Texte

Textes

Texte critique de Ian Simms et Edouard Monet, commissaires de l’exposition La Relève.

« Le problème n’est pas de savoir quoi peindre, mais comment peindre. » Cette citation de Robert Ryman aura sans nul doute influencé le travail que réalise Florian Bruno, au même titre d’ailleurs que les propos formulés par les principaux peintres associés de près ou de loin à la peinture abstraite d’obédience géométrique ou objective, et plus encore à la forme du monochrome, à laquelle il voue une fascination non dissimulée. Si pour lui « peindre est d’abord une action de recouvrement d’une surface à l’aide d’un mélange constitué de liant et de pigment », le monochrome représente sans doute le comble de la réflexivité en peinture, l’expression même de la radicalité, la porte ouverte à des subtilités inédites tout autant qu’analytiques. Récemment, en parlant de son travail, il citait volontiers Torie Begg et sa série de tableaux regroupés sous l’intitulé « Apparently Monochrome ». De fait, la peinture de Florian s’inscrit dans une tradition picturale qu’on pourrait qualifier de « processuelle », alors qu’elle est paradoxalement fondée sur un protocole, voire un programme, qui présuppose l’organisation préalable des actions à accomplir, prévoit l’ordre des gestes à exécuter, aux fins d’éviter les mauvaises surprises.
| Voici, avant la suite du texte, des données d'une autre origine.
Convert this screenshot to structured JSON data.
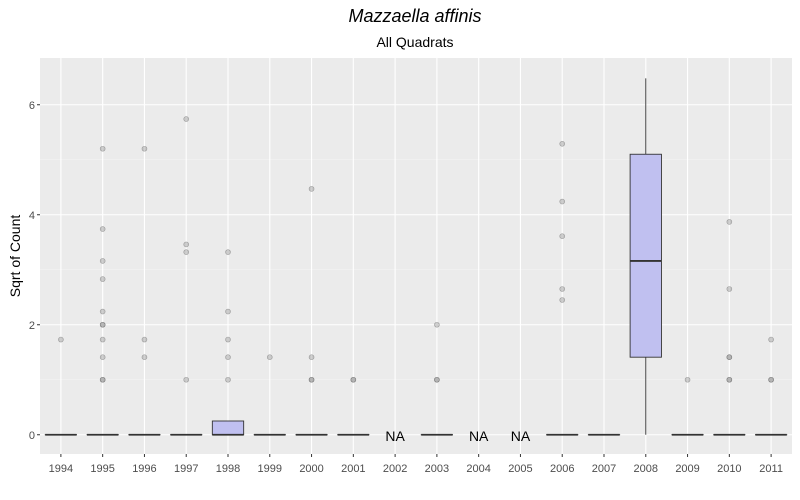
{
  "chart_data": {
    "type": "box",
    "title": "Mazzaella affinis",
    "subtitle": "All Quadrats",
    "xlabel": "",
    "ylabel": "Sqrt of Count",
    "ylim": [
      -0.35,
      6.85
    ],
    "yticks": [
      0,
      2,
      4,
      6
    ],
    "grid": true,
    "colors": {
      "panel": "#ebebeb",
      "grid_major": "#ffffff",
      "box_fill": "#c0c0f0",
      "box_line": "#333333",
      "outlier": "#999999"
    },
    "categories": [
      "1994",
      "1995",
      "1996",
      "1997",
      "1998",
      "1999",
      "2000",
      "2001",
      "2002",
      "2003",
      "2004",
      "2005",
      "2006",
      "2007",
      "2008",
      "2009",
      "2010",
      "2011"
    ],
    "boxes": [
      {
        "year": "1994",
        "min": 0,
        "q1": 0,
        "median": 0,
        "q3": 0,
        "max": 0,
        "outliers": [
          1.73
        ]
      },
      {
        "year": "1995",
        "min": 0,
        "q1": 0,
        "median": 0,
        "q3": 0,
        "max": 0,
        "outliers": [
          1,
          1,
          1.41,
          1.73,
          2,
          2,
          2.24,
          2.83,
          3.16,
          3.74,
          5.2
        ]
      },
      {
        "year": "1996",
        "min": 0,
        "q1": 0,
        "median": 0,
        "q3": 0,
        "max": 0,
        "outliers": [
          1.41,
          1.73,
          5.2
        ]
      },
      {
        "year": "1997",
        "min": 0,
        "q1": 0,
        "median": 0,
        "q3": 0,
        "max": 0,
        "outliers": [
          1,
          3.32,
          3.46,
          5.74
        ]
      },
      {
        "year": "1998",
        "min": 0,
        "q1": 0,
        "median": 0,
        "q3": 0.25,
        "max": 0.25,
        "outliers": [
          1,
          1.41,
          1.73,
          2.24,
          3.32
        ]
      },
      {
        "year": "1999",
        "min": 0,
        "q1": 0,
        "median": 0,
        "q3": 0,
        "max": 0,
        "outliers": [
          1.41
        ]
      },
      {
        "year": "2000",
        "min": 0,
        "q1": 0,
        "median": 0,
        "q3": 0,
        "max": 0,
        "outliers": [
          1,
          1,
          1.41,
          4.47
        ]
      },
      {
        "year": "2001",
        "min": 0,
        "q1": 0,
        "median": 0,
        "q3": 0,
        "max": 0,
        "outliers": [
          1,
          1
        ]
      },
      {
        "year": "2002",
        "na": true,
        "label": "NA"
      },
      {
        "year": "2003",
        "min": 0,
        "q1": 0,
        "median": 0,
        "q3": 0,
        "max": 0,
        "outliers": [
          1,
          1,
          2
        ]
      },
      {
        "year": "2004",
        "na": true,
        "label": "NA"
      },
      {
        "year": "2005",
        "na": true,
        "label": "NA"
      },
      {
        "year": "2006",
        "min": 0,
        "q1": 0,
        "median": 0,
        "q3": 0,
        "max": 0,
        "outliers": [
          2.45,
          2.65,
          3.61,
          4.24,
          5.29
        ]
      },
      {
        "year": "2007",
        "min": 0,
        "q1": 0,
        "median": 0,
        "q3": 0,
        "max": 0,
        "outliers": []
      },
      {
        "year": "2008",
        "min": 0,
        "q1": 1.41,
        "median": 3.16,
        "q3": 5.1,
        "max": 6.48,
        "outliers": []
      },
      {
        "year": "2009",
        "min": 0,
        "q1": 0,
        "median": 0,
        "q3": 0,
        "max": 0,
        "outliers": [
          1
        ]
      },
      {
        "year": "2010",
        "min": 0,
        "q1": 0,
        "median": 0,
        "q3": 0,
        "max": 0,
        "outliers": [
          1,
          1,
          1.41,
          1.41,
          2.65,
          3.87
        ]
      },
      {
        "year": "2011",
        "min": 0,
        "q1": 0,
        "median": 0,
        "q3": 0,
        "max": 0,
        "outliers": [
          1,
          1,
          1.73
        ]
      }
    ]
  }
}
Par exemple, les trois oeuvres présentées dans le cadre de cette exposition sont fondées sur l’usage des couleurs primaires qui, appliquées alternativement et successivement les unes sur les autres chacune à dix reprises, ce qui représente trente couches au total, sont censés aboutir à une forme de saturation apparently black. Mais en définitive, les formes générées ne sont pas si austères à force d’être « abymées ». L’une révèle littéralement le projet de l’artiste sous le judicieux intitulé Origine. L’autre, la tout aussi bien nommée (Origine), fait plutôt figure d’avatar en qu’elle est la réserve, l’entre parenthèse, la résultante accidentelle de la première. La troisième, lyriquement titré 30 couches, qui consiste en l’alignement de trente petits formats de dix par dix traduisant chacune des phases du processus en est la démonstration, ou d’une certaine façon le mode d’emploi présenté linéairement.